There are large and powerful forces out there determined in the name of profit and progress to squeeze the Earth dry of all her resources. But a new generation of eco-warriors have arrived on the scene dedicated to saving the planet in a variety of ways. Some are involved in local marches to preserve the environment, others are using nonviolent protest, and others are relying upon the ballot box to bring about change.

Then there are those involved in underground groups like the Earth Liberation Front which has no qualms about expressing their moral outrage through vandalism or arson. None of the 1200 recorded incidents involving this group has injured one person yet the FBI during the Bush Administration labeled the Earth Liberation Front as "the nation's No. 1 domestic terrorism threat." In December of 2005, federal agents arrested Daniel McGowan who had four years earlier participated in some of the ELF's acts of destruction. His sister bails him out of prison and allows him to stay with her during his seven month house arrest until the trial.
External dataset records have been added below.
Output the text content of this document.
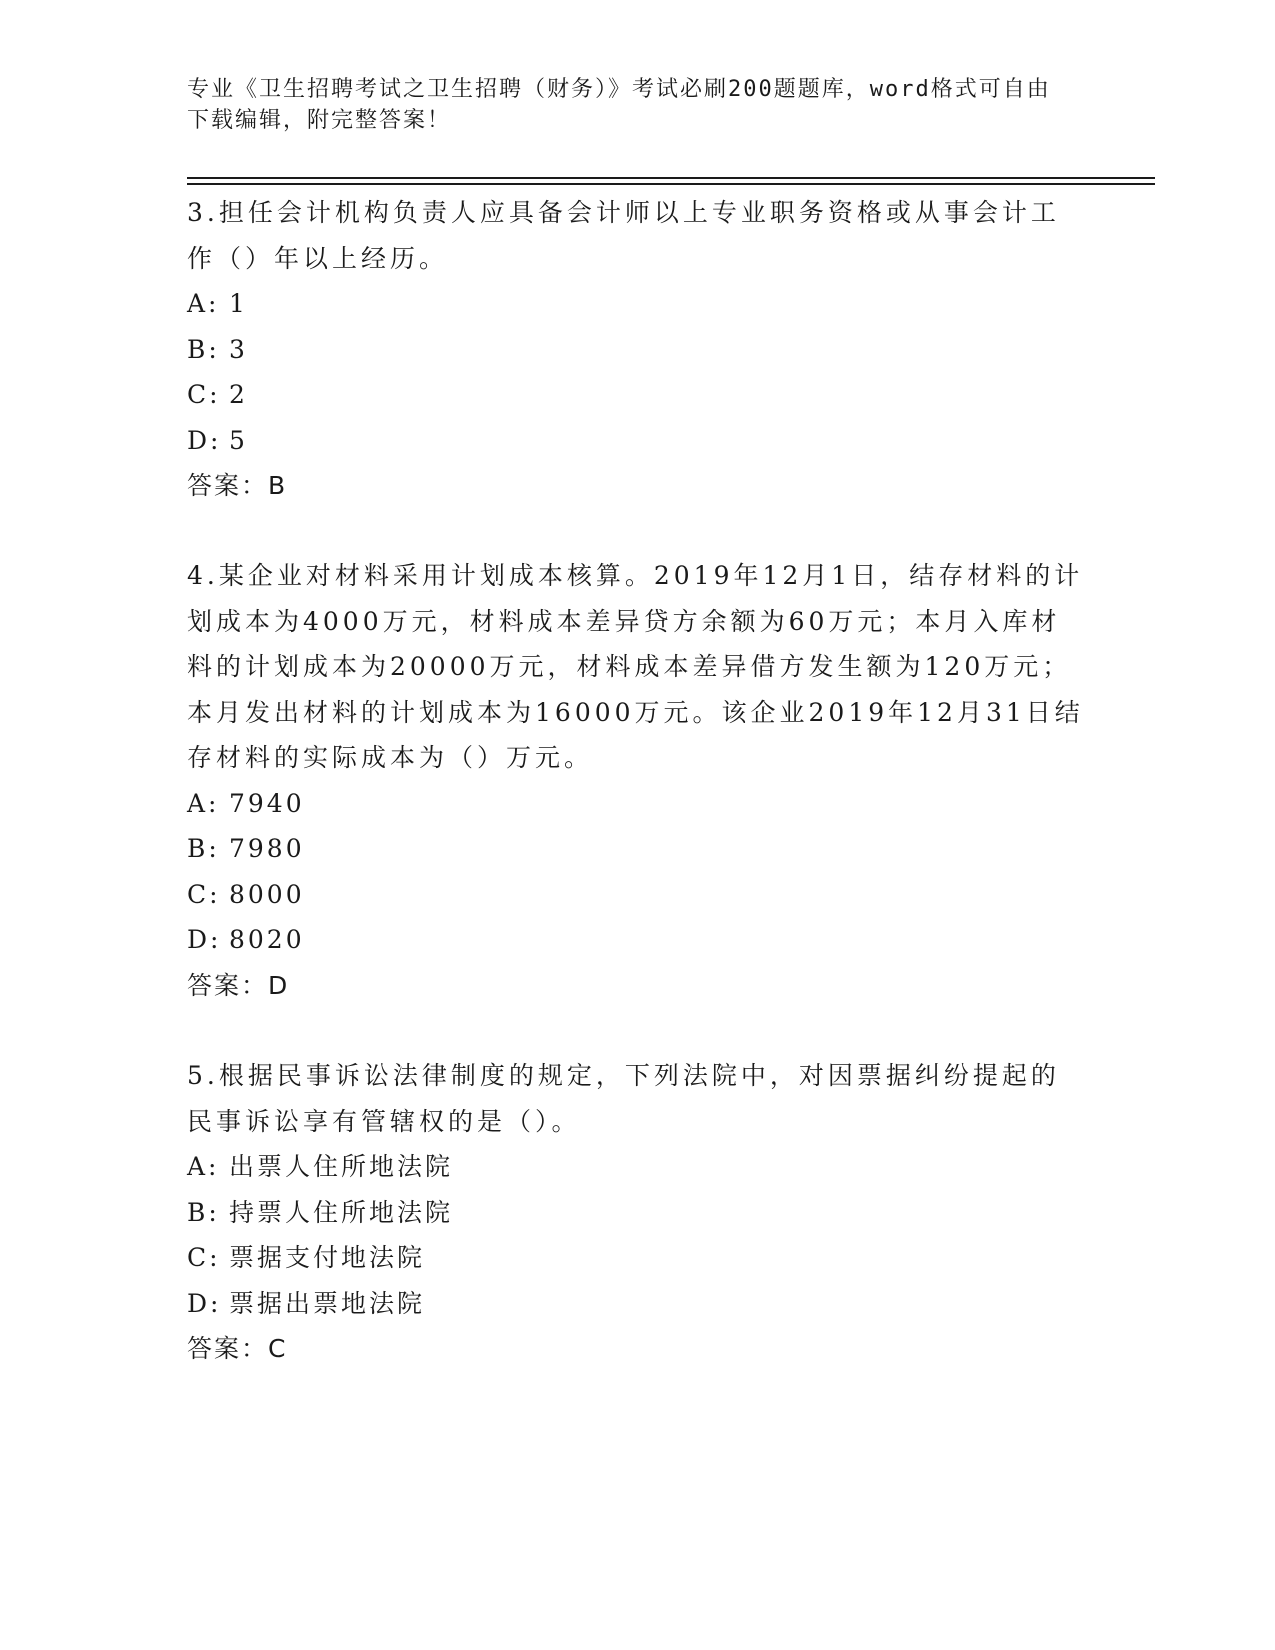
专业《卫生招聘考试之卫生招聘（财务）》考试必刷200题题库，word格式可自由下载编辑，附完整答案！

3.担任会计机构负责人应具备会计师以上专业职务资格或从事会计工作（）年以上经历。

A: 1

B: 3

C: 2

D: 5

答案：B

4.某企业对材料采用计划成本核算。2019年12月1日，结存材料的计划成本为4000万元，材料成本差异贷方余额为60万元；本月入库材料的计划成本为20000万元，材料成本差异借方发生额为120万元；本月发出材料的计划成本为16000万元。该企业2019年12月31日结存材料的实际成本为（）万元。

A: 7940

B: 7980

C: 8000

D: 8020

答案：D

5.根据民事诉讼法律制度的规定，下列法院中，对因票据纠纷提起的民事诉讼享有管辖权的是（）。

A: 出票人住所地法院

B: 持票人住所地法院

C: 票据支付地法院

D: 票据出票地法院

答案：C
Marshall Curry directs this hard-hitting documentary about the rise of ELF and McGowan's involvement in it. This angry young man grows up in Queens where his father is a police officer. He majors in business during college and lands a job in a large ad agency in New York City. His radicalization take place when he decides to join ELF, a group dedicated to more extreme forms of protest against the logging industry in the Pacific Northwest. Part of their animosity is fueled by police brutality against their members. What we see in McGowan is a young man who is baffled by being labeled "a domestic terrorist." And yet he is given a very harsh sentence.

The real bad guys in If a Tree Falls are the powerful corporations who are closely allied with politicians who do their bidding through law-enforcement agencies. Now human rights groups are keeping a close watch on the persecution of animal rights groups who are also being categorized as "domestic terrorists."

Screened at the Human Rights Watch Film Festival, Film Society of Lincoln Center Walter Reade Theater 2011.